Una a una las piezas de sus armaduras fueron a parar al suelo, en medio de esa habitación oscura y cálida, se entregaron al más ancestral de los ritos, desnudos en cuerpo y alma, esos dos hombres, encargados de juzgar las almas de sus semejantes, se entregaron a la pasión.

Minos se arrodilló frente a Aiacos, como si fuera a adorarle, las manos, grandes y fuertes de Garuda acariciaron suavemente los despeinados cabellos de su amante procurando mirarse en esos ojos grises que le hechizaban. El pelinegro se arqueó al sentir los húmedos besos de Minos sobre su henchida masculinidad. Aferró con fuerza y delicadeza los largos cabellos del perfecto Minos.

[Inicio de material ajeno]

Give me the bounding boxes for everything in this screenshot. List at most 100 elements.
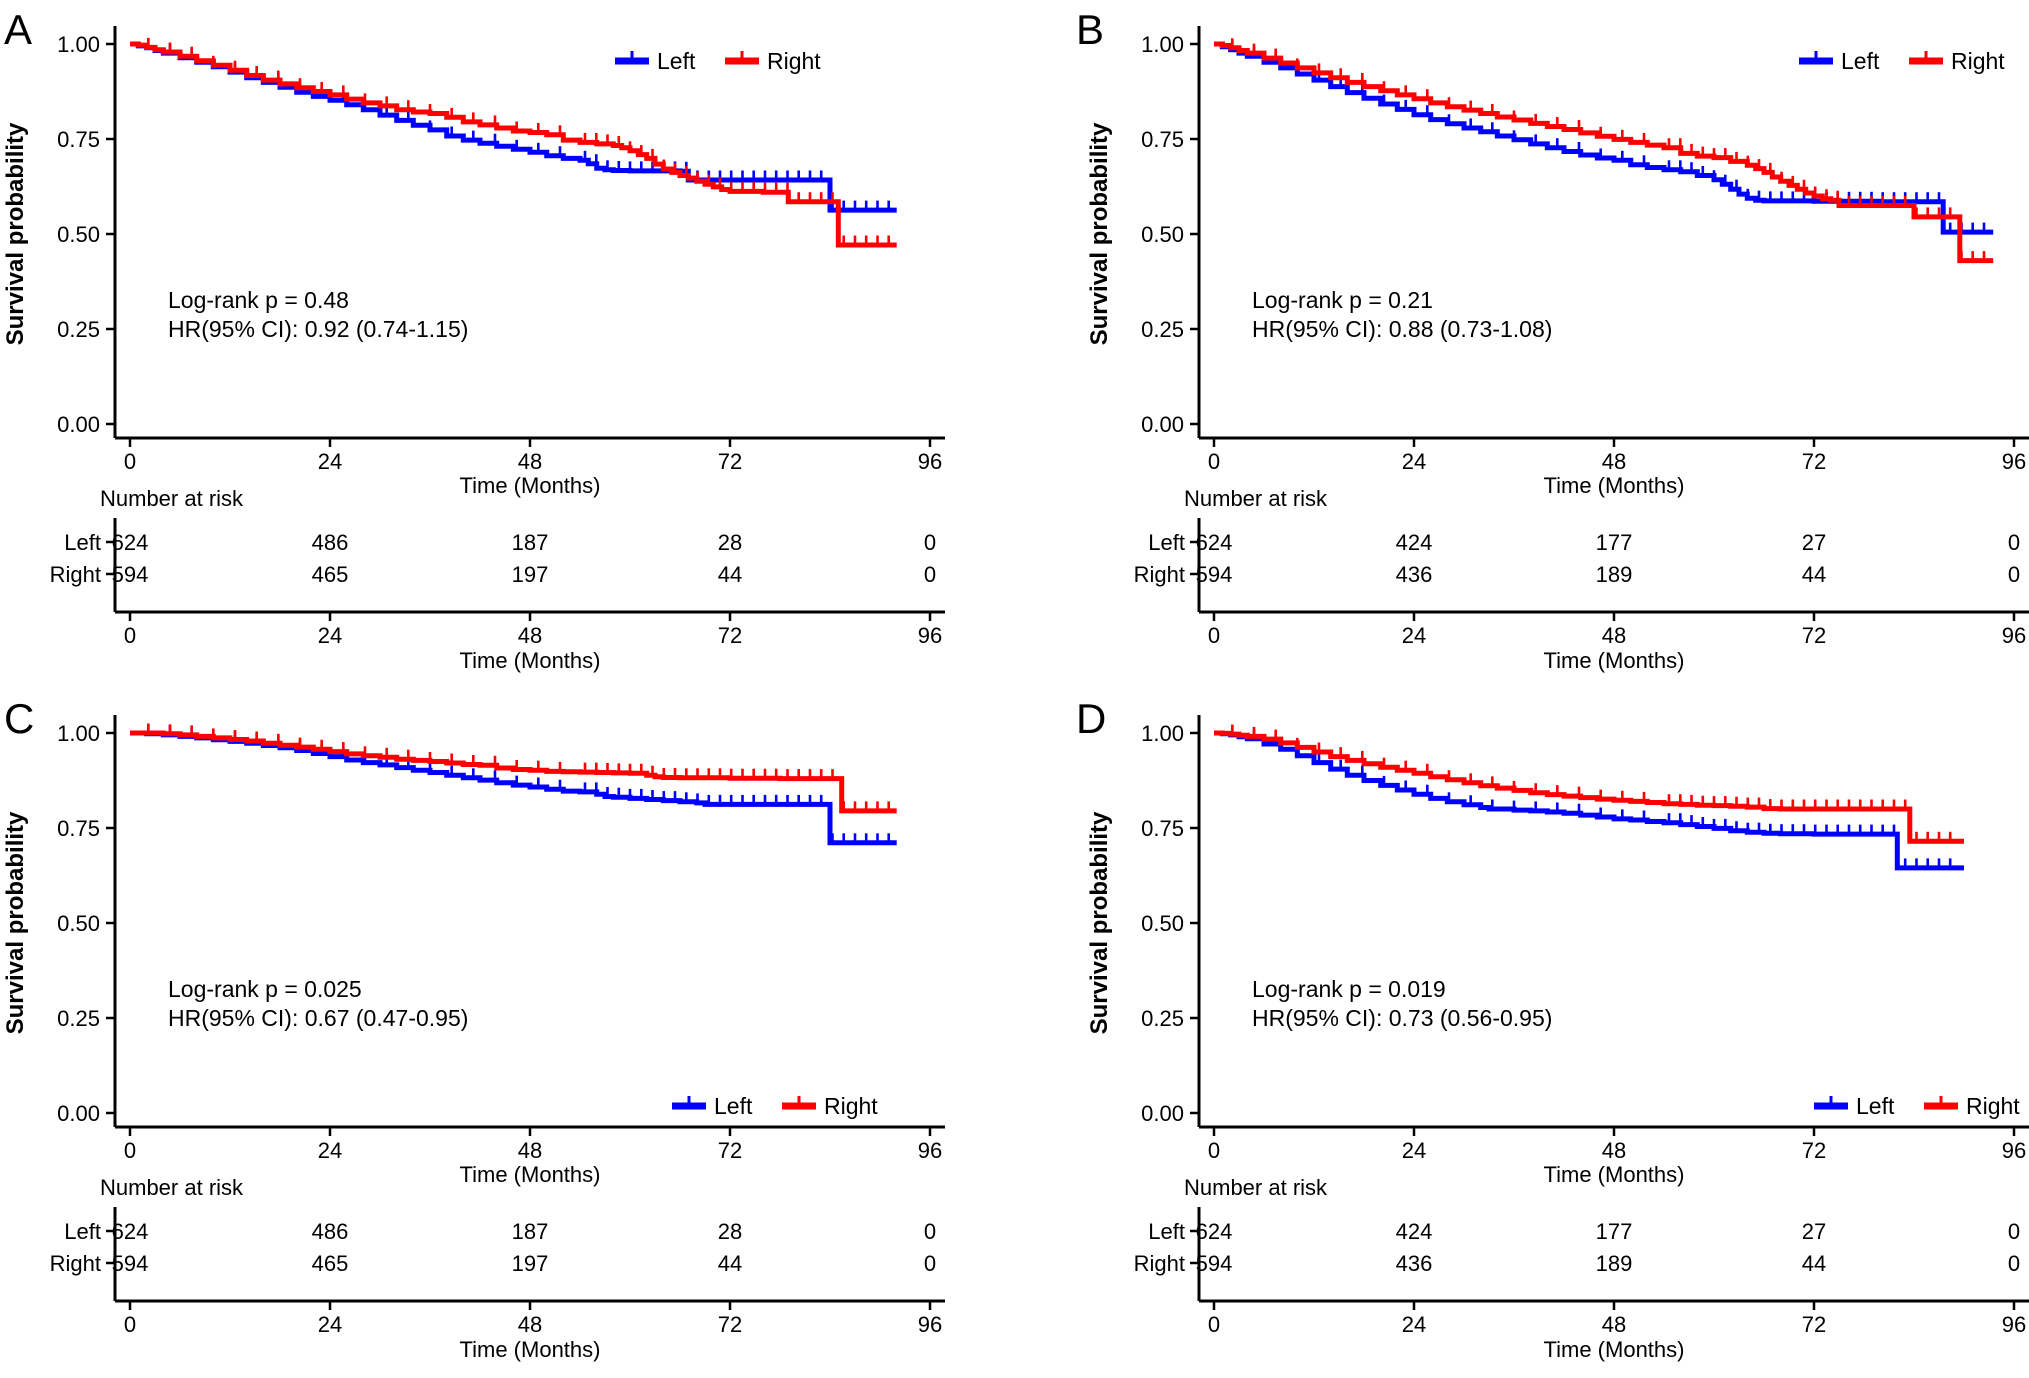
risk-row-label: Left <box>1148 530 1185 555</box>
risk-row-label: Left <box>64 530 101 555</box>
legend-key-right <box>1924 1102 1958 1110</box>
svg-text:72: 72 <box>718 1138 742 1163</box>
y-axis-title: Survival probability <box>2 811 29 1034</box>
svg-text:24: 24 <box>318 623 342 648</box>
svg-text:Log-rank p = 0.48: Log-rank p = 0.48 <box>168 287 349 313</box>
risk-value: 197 <box>512 1251 549 1276</box>
censor-marks-right <box>147 37 891 245</box>
svg-text:1.00: 1.00 <box>1141 721 1184 746</box>
svg-text:0.50: 0.50 <box>57 222 100 247</box>
x-axis-title: Time (Months) <box>460 473 601 498</box>
svg-text:96: 96 <box>2002 1138 2026 1163</box>
svg-text:24: 24 <box>1402 1138 1426 1163</box>
risk-value: 177 <box>1596 530 1633 555</box>
risk-x-axis-title: Time (Months) <box>1544 648 1685 673</box>
risk-value: 28 <box>718 1219 742 1244</box>
risk-value: 187 <box>512 530 549 555</box>
svg-text:0.50: 0.50 <box>1141 911 1184 936</box>
svg-text:0: 0 <box>124 623 136 648</box>
km-chart-b: B Survival probability 1.00 0.75 0.50 0.25 0.0… <box>1076 6 2029 673</box>
svg-text:Log-rank p = 0.019: Log-rank p = 0.019 <box>1252 976 1446 1002</box>
risk-value: 0 <box>924 562 936 587</box>
svg-text:96: 96 <box>918 1312 942 1337</box>
legend-key-right <box>1909 57 1943 65</box>
svg-text:48: 48 <box>1602 449 1626 474</box>
risk-value: 189 <box>1596 1251 1633 1276</box>
y-ticks: 1.00 0.75 0.50 0.25 0.00 <box>1141 721 1199 1126</box>
stats-annotation: Log-rank p = 0.019 HR(95% CI): 0.73 (0.56… <box>1252 976 1552 1031</box>
risk-x-axis-title: Time (Months) <box>1544 1337 1685 1362</box>
risk-value: 0 <box>924 1251 936 1276</box>
panel-d: D Survival probability 1.00 0.75 0.50 0.25 0.0… <box>1014 689 2029 1378</box>
svg-text:0.75: 0.75 <box>1141 816 1184 841</box>
svg-text:Log-rank p = 0.025: Log-rank p = 0.025 <box>168 976 362 1002</box>
svg-text:48: 48 <box>518 449 542 474</box>
axes <box>1197 715 2029 1129</box>
stats-annotation: Log-rank p = 0.21 HR(95% CI): 0.88 (0.73-… <box>1252 287 1552 342</box>
risk-value: 189 <box>1596 562 1633 587</box>
svg-text:48: 48 <box>518 1312 542 1337</box>
risk-value: 27 <box>1802 530 1826 555</box>
survival-curve-right <box>130 730 897 814</box>
legend-label-right: Right <box>1966 1093 2020 1119</box>
svg-text:1.00: 1.00 <box>1141 32 1184 57</box>
x-ticks: 0 24 48 72 96 <box>1208 438 2026 474</box>
risk-value: 197 <box>512 562 549 587</box>
svg-text:0.25: 0.25 <box>1141 317 1184 342</box>
risk-value: 44 <box>718 1251 742 1276</box>
svg-text:24: 24 <box>318 449 342 474</box>
svg-text:96: 96 <box>918 623 942 648</box>
svg-text:1.00: 1.00 <box>57 32 100 57</box>
censor-marks-right <box>147 723 891 811</box>
svg-text:HR(95% CI): 0.92 (0.74-1.15): HR(95% CI): 0.92 (0.74-1.15) <box>168 316 468 342</box>
svg-text:72: 72 <box>718 623 742 648</box>
svg-text:96: 96 <box>2002 449 2026 474</box>
svg-text:0: 0 <box>1208 623 1220 648</box>
panel-c: C Survival probability 1.00 0.75 0.50 0.25 0.0… <box>0 689 1014 1378</box>
number-at-risk-table: Number at risk Left 624 424 177 27 0 Right 594 43… <box>1134 1175 2029 1362</box>
svg-text:0: 0 <box>1208 1138 1220 1163</box>
survival-curve-left <box>130 730 897 846</box>
svg-text:72: 72 <box>1802 449 1826 474</box>
km-chart-d: D Survival probability 1.00 0.75 0.50 0.25 0.0… <box>1076 695 2029 1362</box>
panel-letter: A <box>4 6 32 53</box>
y-ticks: 1.00 0.75 0.50 0.25 0.00 <box>1141 32 1199 437</box>
legend-label-right: Right <box>824 1093 878 1119</box>
risk-value: 44 <box>1802 562 1826 587</box>
risk-value: 594 <box>1196 1251 1233 1276</box>
legend-label-left: Left <box>1856 1093 1895 1119</box>
risk-value: 624 <box>112 1219 149 1244</box>
risk-value: 27 <box>1802 1219 1826 1244</box>
svg-text:1.00: 1.00 <box>57 721 100 746</box>
svg-text:0.00: 0.00 <box>57 1101 100 1126</box>
legend: Left Right <box>1799 48 2005 74</box>
svg-text:72: 72 <box>718 1312 742 1337</box>
risk-x-axis-title: Time (Months) <box>460 648 601 673</box>
legend-label-left: Left <box>714 1093 753 1119</box>
svg-text:48: 48 <box>1602 1138 1626 1163</box>
risk-table-title: Number at risk <box>100 1175 244 1200</box>
risk-row-label: Right <box>1134 1251 1185 1276</box>
legend-key-right <box>725 57 759 65</box>
risk-value: 0 <box>2008 562 2020 587</box>
survival-curve-right <box>1214 730 1964 844</box>
risk-table-title: Number at risk <box>1184 1175 1328 1200</box>
number-at-risk-table: Number at risk Left 624 486 187 28 0 Right 594 46… <box>50 486 945 673</box>
svg-text:0: 0 <box>124 1312 136 1337</box>
risk-value: 424 <box>1396 530 1433 555</box>
legend-key-left <box>672 1102 706 1110</box>
x-axis-title: Time (Months) <box>460 1162 601 1187</box>
survival-curve-right <box>1214 41 1994 264</box>
risk-value: 0 <box>924 1219 936 1244</box>
svg-text:72: 72 <box>1802 623 1826 648</box>
x-axis-title: Time (Months) <box>1544 1162 1685 1187</box>
risk-value: 0 <box>924 530 936 555</box>
panel-letter: B <box>1076 6 1104 53</box>
svg-text:0: 0 <box>1208 449 1220 474</box>
svg-text:72: 72 <box>1802 1138 1826 1163</box>
y-ticks: 1.00 0.75 0.50 0.25 0.00 <box>57 32 115 437</box>
panel-a: A Survival probability 1.00 0.75 0.50 0.25 0.0… <box>0 0 1014 689</box>
risk-row-label: Right <box>50 1251 101 1276</box>
svg-text:24: 24 <box>318 1138 342 1163</box>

No podía más, le obligó a ponerse en pie y le tumbó en el lecho de blancas sábanas que presenciaría un capitulo más de esa aventura en la que ambos se habían embarcado por amor.

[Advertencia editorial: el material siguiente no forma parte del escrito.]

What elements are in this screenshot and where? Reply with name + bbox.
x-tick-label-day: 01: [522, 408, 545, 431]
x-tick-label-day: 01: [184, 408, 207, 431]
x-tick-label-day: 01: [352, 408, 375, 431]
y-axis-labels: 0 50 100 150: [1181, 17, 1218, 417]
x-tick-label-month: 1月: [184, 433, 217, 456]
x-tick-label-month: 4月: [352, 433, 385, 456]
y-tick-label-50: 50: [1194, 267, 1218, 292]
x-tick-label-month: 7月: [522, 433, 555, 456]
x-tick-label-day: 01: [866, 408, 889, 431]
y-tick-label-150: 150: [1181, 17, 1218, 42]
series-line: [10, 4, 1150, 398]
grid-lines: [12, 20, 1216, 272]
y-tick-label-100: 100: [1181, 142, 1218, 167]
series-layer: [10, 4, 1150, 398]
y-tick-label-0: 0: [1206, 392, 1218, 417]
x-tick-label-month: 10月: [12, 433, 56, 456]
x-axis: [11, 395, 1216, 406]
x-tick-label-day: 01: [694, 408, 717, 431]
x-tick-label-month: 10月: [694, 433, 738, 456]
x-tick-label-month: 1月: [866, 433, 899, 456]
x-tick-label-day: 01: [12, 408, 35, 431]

Lo amaba… era consciente de ello. Lo demás no importaba en esos momentos, quería vivir el aquí y el ahora sin preguntarse como habría de venir esta vez la derrota. Sabía que perderían, así eran las cosas. Después de tantas guerras, después de tantas derrotas, no conocía el sabor de la victoria, sabía que la suya era una causa perdida. Pero, ¿de verdad era esa su causa? ¿De verdad le importaba el desenlace de semejante locura? No había manera de negarlo, como en tiempos ancestrales, sólo había accedido a rendir servicio a Hades para saber que podría verlo de nuevo, porque no toleraba siquiera pensar en una existencia en la que él no estuviera presente.

Disfrutaría de su momento de gloria, después acudiría a la batalla sin pensar en el pasado ni en el futuro, cumpliría su papel y, una vez que estuviera hecho, dormiría en brazos de la muerte tranquilo, sabiendo que al despertar, él estaría ahí.

Se tendió lentamente sobre Minos, el noruego sonreía, con esa mezcla extraña de excitación y malicia que le había fascinado desde el primer momento.

Los labios de Minos devoraron los suyos y supo que no podría contenerse más. Las imágenes de los sueños se tornaron reales cuando se internó en ese cuerpo maravilloso y pudo ver desde el mejor ángulo esos gestos cargados de placer a los que los sueños le habían acostumbrado.
— Te extrañe… tanto… — dijo Minos.
— No más que yo… — susurró mientras su cadera atacaba esa perfecta anatomía. El éxtasis le sorprendió mirándose en esos ojos, enormes y grises, llenos de las más secretas de sus esperanzas, no pudo evitar preguntarse ¿qué pasaría si esta vez la victoria llegase a sus manos.

Se amaron hasta que el día les sorprendió, lentamente se separaron uno del otro. Se miraron a los ojos y Minos le dedicó esa sonrisa que nunca se borraría de su memoria así pasaran mil reencarnaciones.
— Estaré esperándote… lo sabes, ¿verdad? — dijo Minos mientras jugueteaba con sus cabellos.
— Como siempre, ese será mi único consuelo cuando esto termine.
— Te amo — se atrevió a decir Grifo.
— Yo también — Aiacos le abrazó con fuerza, incapaz de mirarse en esos ojos que poblarían sus sueños hasta que volvieran a encontrarse.